双方已是剑拔弩张,可戴舒彤还在船上,时固自不能让人豁出去拼命。

        接连的枪响让戴舒彤心跳紊乱,她见如今情形,料想这帮人是报复心切,根本不会讲什么规则道义。

        有道是伸头是一刀,缩头也是一刀。戴舒彤咬了咬唇,攥紧了发凉的手心,猛地抬了下脚。

        尖细的高跟鞋跟一下钉在她身后歹徒的脚面上,她得以一时脱开桎梏,然后想也不想一头从甲板上栽进了江水里。

        “趴下!”时固冲着已经吓得魂不附体的霍灵溪一声吼,趁着这一瞬间的变故,反应迅速地扣了扳机。

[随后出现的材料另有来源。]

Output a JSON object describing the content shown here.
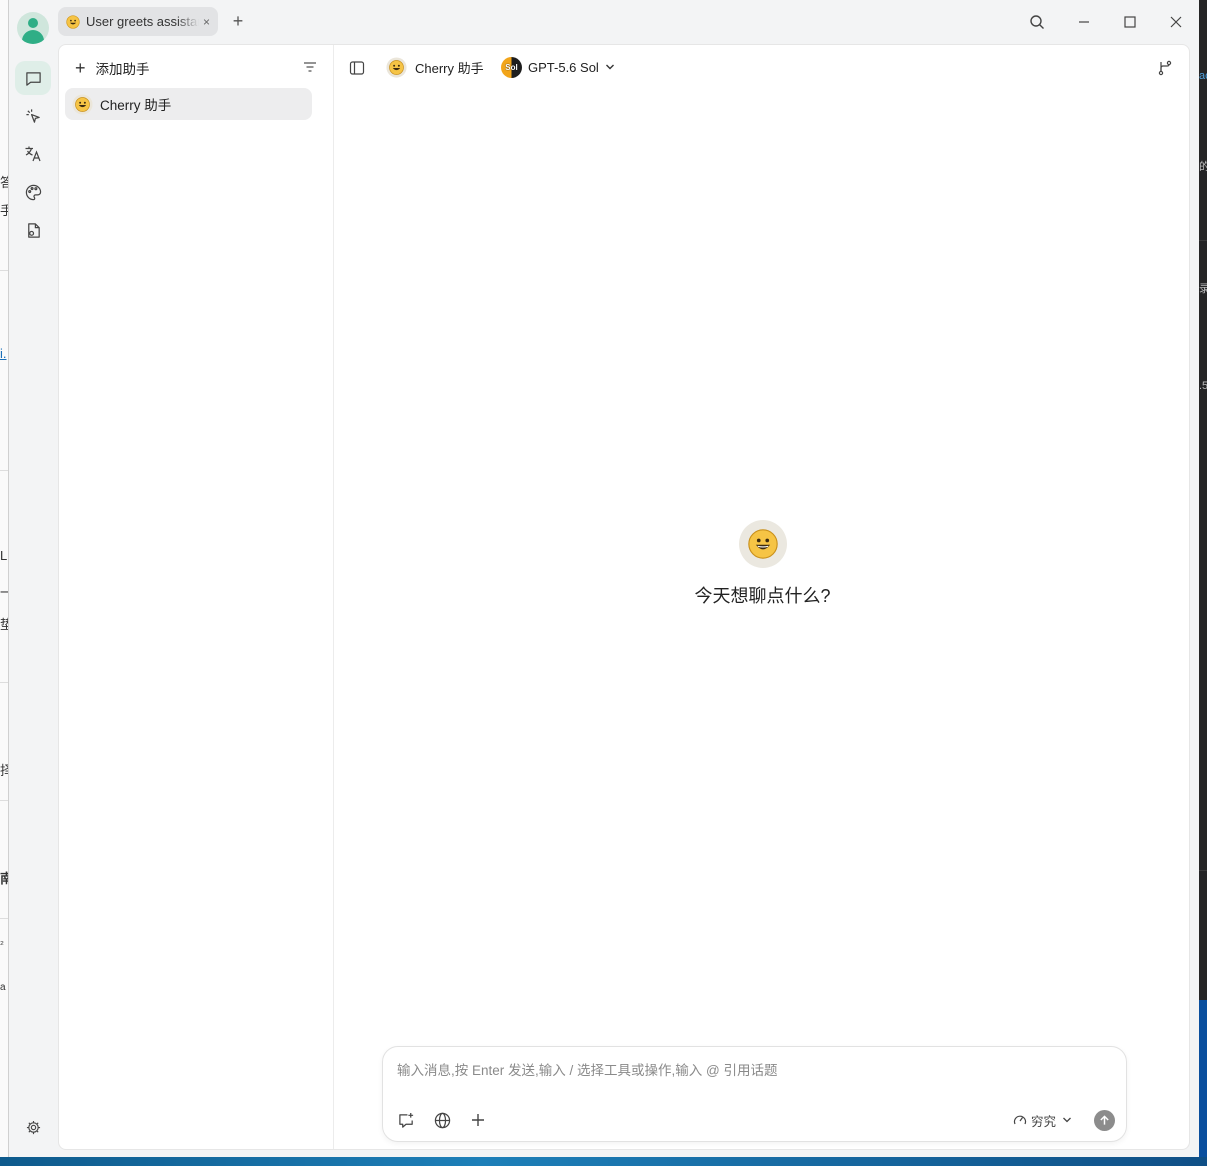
{
  "window": {
    "tab_title": "User greets assistant",
    "tab_close": "×",
    "new_tab": "+"
  },
  "sidebar": {
    "add_assistant_label": "添加助手",
    "assistants": [
      {
        "name": "Cherry 助手",
        "icon": "grinning-face-emoji"
      }
    ]
  },
  "chat_header": {
    "assistant_name": "Cherry 助手",
    "model_name": "GPT-5.6 Sol",
    "model_logo_text": "Sol"
  },
  "welcome": {
    "greeting": "今天想聊点什么?"
  },
  "composer": {
    "placeholder": "输入消息,按 Enter 发送,输入 / 选择工具或操作,输入 @ 引用话题",
    "value": "",
    "reasoning_label": "穷究"
  },
  "background_fragments": {
    "left": [
      "答",
      "手",
      "i.",
      "招",
      "L",
      "一",
      "垫",
      "择",
      "南",
      "₂",
      "a"
    ],
    "right": [
      "ac",
      "的",
      "录",
      ".5"
    ]
  },
  "colors": {
    "accent": "#2fae86",
    "nav_active_bg": "#dfeee8",
    "send_button": "#8c8c8c",
    "model_logo_orange": "#f2a51a"
  }
}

        灰暗的江边几瞬枪火闪烁,没多久就转为平静。

        霍老和剩下的人在公路旁观望了一阵,见没有了动静,面色一整,“怎么回事?”

        随行的人立马跑下去查看,发现局面已经反转,不禁大松了一口气。

        时固顾不上哭嚎的霍灵溪,丢开抢就扑到江水里去救戴舒彤。

        紧随而后的良弓,便代替他去善后其余事情。

        船跟前的江水原本不深,只是戴舒彤是个旱鸭子,跳下去的时候手还被绑着,进去根本扑腾不了几下。